The impact of with is two-fold: firstly, it means that people eschew actual, in-real-life activism for online “activism” on platforms like Twitter, TikTok and Instagram, and secondly (and even more significantly) that politicians and companies take these social media platforms as a legitimate source of feedback, representative of their constituents or customers. This can lead to attempts to implement policies that are actually broadly unpopular outside of a very particular demographic, and corporate capitulations that hurt a company’s credibility and “bottom line” far more than the initial online backlash ever did.
Of course, if you oppose certain causes and dislike certain corporations, this can be a source of a lot of schadenfreude. But I would argue that such bubbles of illusory consensus are bad for society on principle. This breakdown in our ability to get accurate social signals is just another symptom of the breakdown of coherence more generally, and this will never be a good thing.

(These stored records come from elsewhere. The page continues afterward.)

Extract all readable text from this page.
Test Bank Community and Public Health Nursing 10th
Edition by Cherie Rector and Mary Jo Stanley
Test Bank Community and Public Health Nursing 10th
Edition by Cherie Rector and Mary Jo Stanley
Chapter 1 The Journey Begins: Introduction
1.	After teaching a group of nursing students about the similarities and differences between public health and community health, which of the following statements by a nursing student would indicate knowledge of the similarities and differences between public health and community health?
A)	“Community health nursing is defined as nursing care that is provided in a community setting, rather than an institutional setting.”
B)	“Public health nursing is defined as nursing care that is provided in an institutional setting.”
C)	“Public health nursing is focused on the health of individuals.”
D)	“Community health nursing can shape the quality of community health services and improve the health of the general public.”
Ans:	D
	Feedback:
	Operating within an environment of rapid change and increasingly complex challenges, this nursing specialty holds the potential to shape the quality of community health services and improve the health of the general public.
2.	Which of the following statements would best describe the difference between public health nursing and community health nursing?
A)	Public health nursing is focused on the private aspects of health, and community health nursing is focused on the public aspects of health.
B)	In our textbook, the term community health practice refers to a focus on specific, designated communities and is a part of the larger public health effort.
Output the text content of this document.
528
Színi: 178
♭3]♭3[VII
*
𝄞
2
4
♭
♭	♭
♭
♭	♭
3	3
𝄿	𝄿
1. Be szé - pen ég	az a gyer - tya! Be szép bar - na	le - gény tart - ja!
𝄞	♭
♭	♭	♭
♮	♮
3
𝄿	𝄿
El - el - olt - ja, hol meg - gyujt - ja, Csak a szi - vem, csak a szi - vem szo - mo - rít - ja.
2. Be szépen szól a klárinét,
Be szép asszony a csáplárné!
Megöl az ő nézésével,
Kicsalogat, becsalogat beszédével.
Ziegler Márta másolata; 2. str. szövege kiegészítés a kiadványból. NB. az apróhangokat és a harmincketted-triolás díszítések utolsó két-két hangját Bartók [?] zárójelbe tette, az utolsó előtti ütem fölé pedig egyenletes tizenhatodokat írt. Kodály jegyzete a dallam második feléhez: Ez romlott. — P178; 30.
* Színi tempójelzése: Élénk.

The solution to all of this is more transparency. While we can personally choose to stop using these platforms, it’s very unlikely that those immersed in this culture of online political and activist discourse will do the same. We need to raise awareness about the problem and put pressure on social media platforms to provide the tools to break through these illusions.
Before we can begin to mend the growing rifts in our societies, we need to have an accurate picture of the fault lines of those rifts.